10/10
Perhaps the best classic television drama...
12 March 2022
Dickens' ambitious masterpiece, dramatised by the BBC in 1985, remains the benchmark by which all other period dramas can be measured. The casting is particularly inspired but the success of this epic series really rests with the editor who manages to maintain a finely judged pace which, like the BBC's earlier War And Peace (Antony Hopkins version), gives the original novel a chance to breathe whilst also maintaining momentum.

The famous London fog dominates the novel as it does here, allowing for a nightmarish quality and a lovely fluidity of camerawork so that we glide from one little locale to another with ease and conviction, all building to a convincingly cruel world in which there are only a few islands of humanity which eventually become connected.. Bleak House is Dickens' most angry novel and Denholm Elliot is magnificent as a John Jarndyce outraged by Society's inequalities. TP Mcenna provides a wonderful counterpoint.as his charming but loathsome leech of a friend, Harold Skimpole. The plot, of course, revolves round Mr Jarndyce's three young wards and Suzanne Burden does particularly well with Esther, the main character. Personally, I really liked Philip Franks' performance as an optimistic young man, Richard Carstone, brought to despair by bitter experience. This brings us to Dame Diana Rigg's tragic Lady Dedlock and one of television drama's greatest performances. La Rigg doesn't shy away from the cold imperious mask Lady Dedlock wears, her severe hairstyle emphasising her haughtiness and total lack of feeling, Behind that mask is a mind racing ever more desperately in a bid to escape the deadly trap which into which Lady Dedlock's heart has led her. And then comes the self-realisation that there might be no escape. All of this is achieved by the late dame without a hint of melodrama, with few words, but with eyes that speak volumes.

Bleak House is particularly rich in secondary characters, almost as memorable as those in David Copperfield. Sylvia Coleridge gives us poor mad Miss Flite, twittering musically like all of her trapped birds, and the ever wonderful Sam Kelly captures Mr Snagsby with equal success.
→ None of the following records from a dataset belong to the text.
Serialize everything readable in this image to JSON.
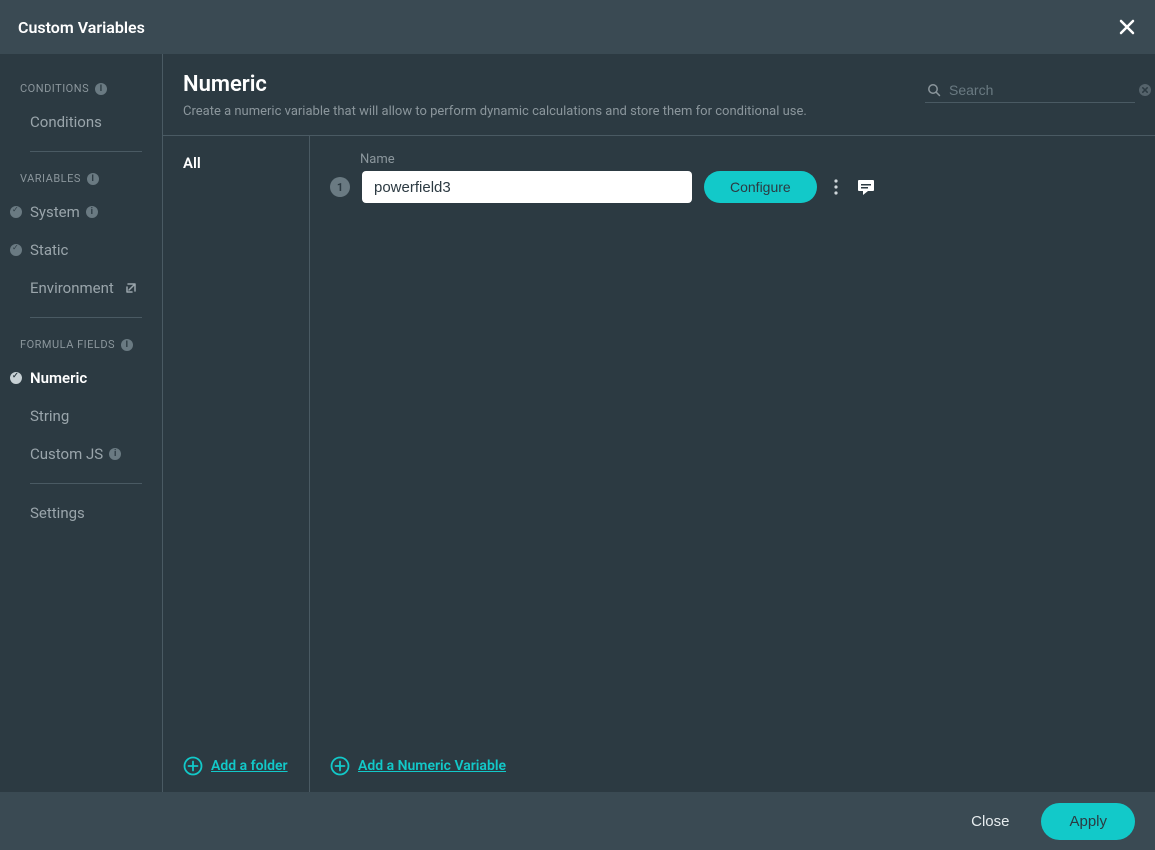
{
  "titlebar": {
    "title": "Custom Variables"
  },
  "sidebar": {
    "sections": {
      "conditions": {
        "header": "CONDITIONS",
        "items": {
          "conditions": "Conditions"
        }
      },
      "variables": {
        "header": "VARIABLES",
        "items": {
          "system": "System",
          "static": "Static",
          "environment": "Environment"
        }
      },
      "formula": {
        "header": "FORMULA FIELDS",
        "items": {
          "numeric": "Numeric",
          "string": "String",
          "customjs": "Custom JS"
        }
      }
    },
    "settings": "Settings"
  },
  "main": {
    "title": "Numeric",
    "description": "Create a numeric variable that will allow to perform dynamic calculations and store them for conditional use.",
    "search_placeholder": "Search"
  },
  "folders": {
    "all": "All",
    "add_folder": "Add a folder"
  },
  "items": {
    "name_label": "Name",
    "row_number": "1",
    "rows": [
      {
        "name": "powerfield3"
      }
    ],
    "configure": "Configure",
    "add_variable": "Add a Numeric Variable"
  },
  "footer": {
    "close": "Close",
    "apply": "Apply"
  },
  "colors": {
    "accent": "#12c9c9"
  }
}
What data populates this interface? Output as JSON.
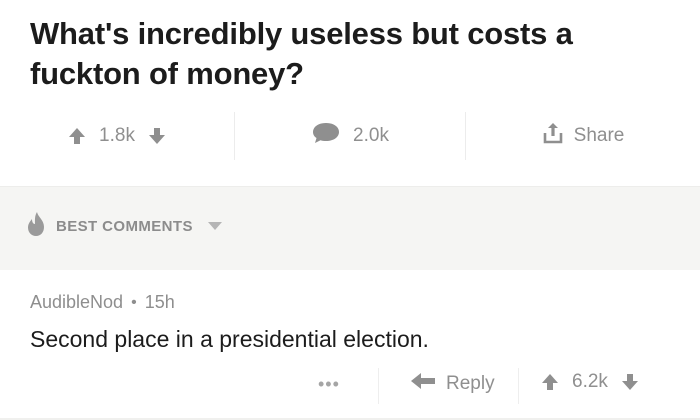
{
  "post": {
    "title": "What's incredibly useless but costs a fuckton of money?",
    "vote_count": "1.8k",
    "comment_count": "2.0k",
    "share_label": "Share"
  },
  "sort": {
    "label": "BEST COMMENTS"
  },
  "comment": {
    "author": "AudibleNod",
    "separator": "•",
    "age": "15h",
    "body": "Second place in a presidential election.",
    "more_label": "•••",
    "reply_label": "Reply",
    "vote_count": "6.2k"
  },
  "icons": {
    "upvote": "arrow-up-icon",
    "downvote": "arrow-down-icon",
    "comment": "speech-bubble-icon",
    "share": "share-icon",
    "sort": "flame-icon",
    "caret": "chevron-down-icon",
    "reply": "reply-arrow-icon"
  },
  "colors": {
    "icon_gray": "#8f8f8f",
    "band_bg": "#f5f5f3",
    "title_text": "#1c1c1c"
  }
}
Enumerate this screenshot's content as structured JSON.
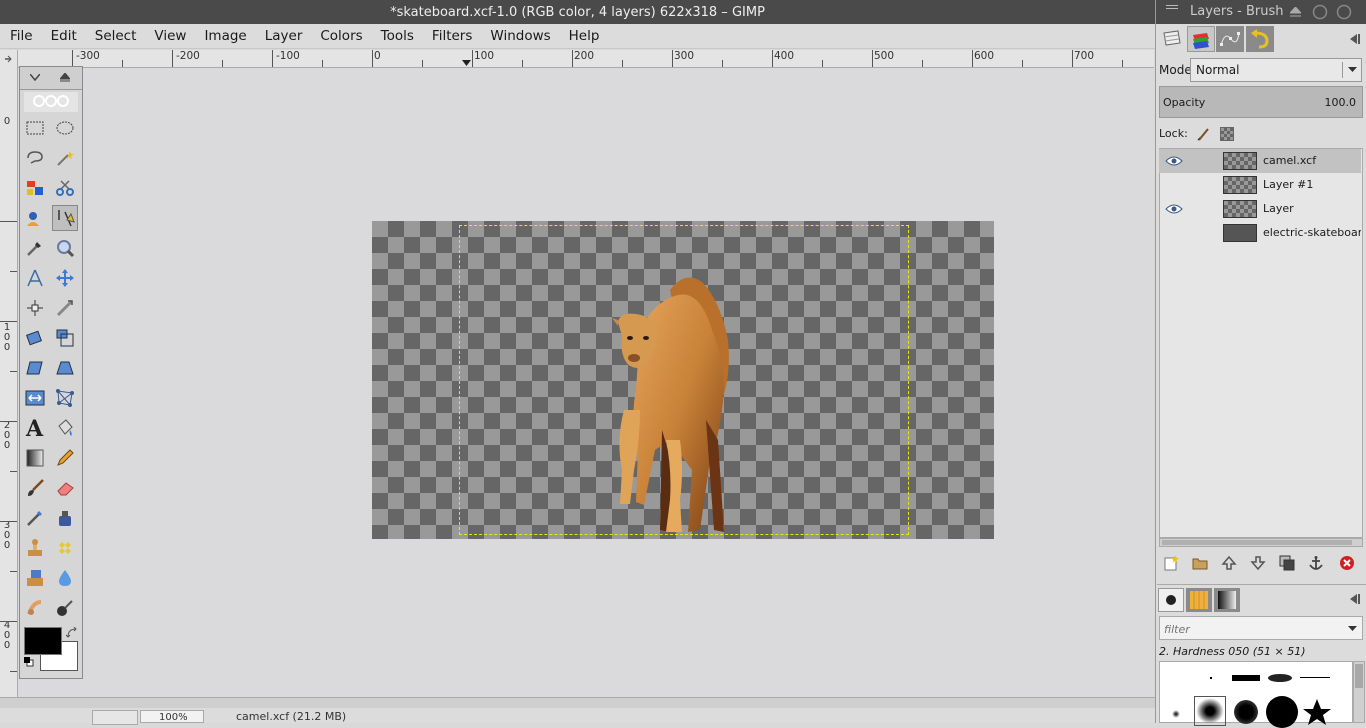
{
  "window": {
    "title": "*skateboard.xcf-1.0 (RGB color, 4 layers) 622x318 – GIMP"
  },
  "menu": [
    "File",
    "Edit",
    "Select",
    "View",
    "Image",
    "Layer",
    "Colors",
    "Tools",
    "Filters",
    "Windows",
    "Help"
  ],
  "rulers": {
    "top_labels": [
      "-300",
      "-200",
      "-100",
      "0",
      "100",
      "200",
      "300",
      "400",
      "500",
      "600",
      "700"
    ],
    "left_labels": [
      "0",
      "1 0 0",
      "2 0 0",
      "3 0 0",
      "4 0 0"
    ]
  },
  "statusbar": {
    "zoom": "100%",
    "info": "camel.xcf (21.2 MB)"
  },
  "dock": {
    "title": "Layers - Brush",
    "mode_label": "Mode:",
    "mode_value": "Normal",
    "opacity_label": "Opacity",
    "opacity_value": "100.0",
    "lock_label": "Lock:",
    "layers": [
      {
        "name": "camel.xcf",
        "visible": true,
        "selected": true
      },
      {
        "name": "Layer #1",
        "visible": false,
        "selected": false
      },
      {
        "name": "Layer",
        "visible": true,
        "selected": false
      },
      {
        "name": "electric-skateboard.jpg",
        "visible": false,
        "selected": false
      }
    ],
    "brush_filter_placeholder": "filter",
    "brush_name": "2. Hardness 050 (51 × 51)"
  },
  "colors": {
    "fg": "#000000",
    "bg": "#ffffff",
    "boundary": "#e8e800"
  }
}
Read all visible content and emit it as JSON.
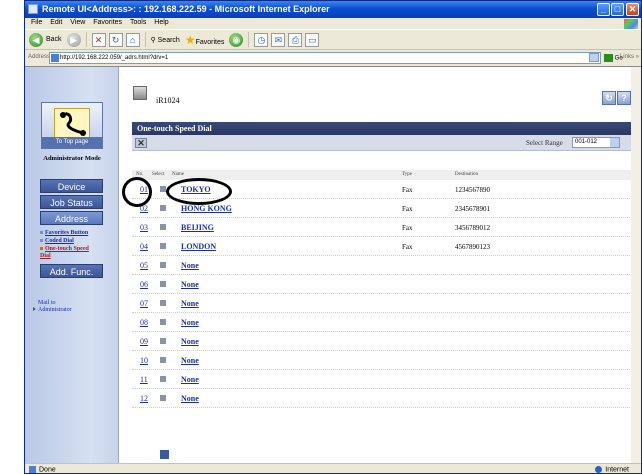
{
  "window": {
    "title": "Remote UI<Address>: : 192.168.222.59 - Microsoft Internet Explorer"
  },
  "menu": [
    "File",
    "Edit",
    "View",
    "Favorites",
    "Tools",
    "Help"
  ],
  "toolbar": {
    "back_label": "Back",
    "search_label": "Search",
    "favorites_label": "Favorites"
  },
  "address_bar": {
    "label": "Address",
    "url": "http://192.168.222.059/_adrs.html?drv=1",
    "go_label": "Go",
    "links_label": "Links"
  },
  "sidebar": {
    "top_link": "To Top page",
    "mode": "Administrator Mode",
    "nav": [
      "Device",
      "Job Status",
      "Address",
      "Add. Func."
    ],
    "submenu": [
      "Favorites Button",
      "Coded Dial",
      "One-touch Speed Dial"
    ],
    "mail_to": "Mail to Administrator"
  },
  "header": {
    "device_name": "iR1024",
    "section_title": "One-touch Speed Dial",
    "select_range_label": "Select Range",
    "select_range_value": "001-012"
  },
  "table": {
    "columns": [
      "No.",
      "Select",
      "Name",
      "Type",
      "Destination"
    ],
    "rows": [
      {
        "no": "01",
        "name": "TOKYO",
        "type": "Fax",
        "dest": "1234567890"
      },
      {
        "no": "02",
        "name": "HONG KONG",
        "type": "Fax",
        "dest": "2345678901"
      },
      {
        "no": "03",
        "name": "BEIJING",
        "type": "Fax",
        "dest": "3456789012"
      },
      {
        "no": "04",
        "name": "LONDON",
        "type": "Fax",
        "dest": "4567890123"
      },
      {
        "no": "05",
        "name": "None",
        "type": "",
        "dest": ""
      },
      {
        "no": "06",
        "name": "None",
        "type": "",
        "dest": ""
      },
      {
        "no": "07",
        "name": "None",
        "type": "",
        "dest": ""
      },
      {
        "no": "08",
        "name": "None",
        "type": "",
        "dest": ""
      },
      {
        "no": "09",
        "name": "None",
        "type": "",
        "dest": ""
      },
      {
        "no": "10",
        "name": "None",
        "type": "",
        "dest": ""
      },
      {
        "no": "11",
        "name": "None",
        "type": "",
        "dest": ""
      },
      {
        "no": "12",
        "name": "None",
        "type": "",
        "dest": ""
      }
    ]
  },
  "status": {
    "left": "Done",
    "zone": "Internet"
  }
}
I cannot recommend this wonderful production more highly, with its musicality, its cinematography, its editing and its beautiful performances. Don't try to watch it all in one go. Two episodes nightly will furnish you with a wonderfully entertaining week because this is the BBC at its very best , in the middle of its golden decade, the 1980s, when it respected its viewers' intelligence and honoured the classic writers who inspired its epic dramas.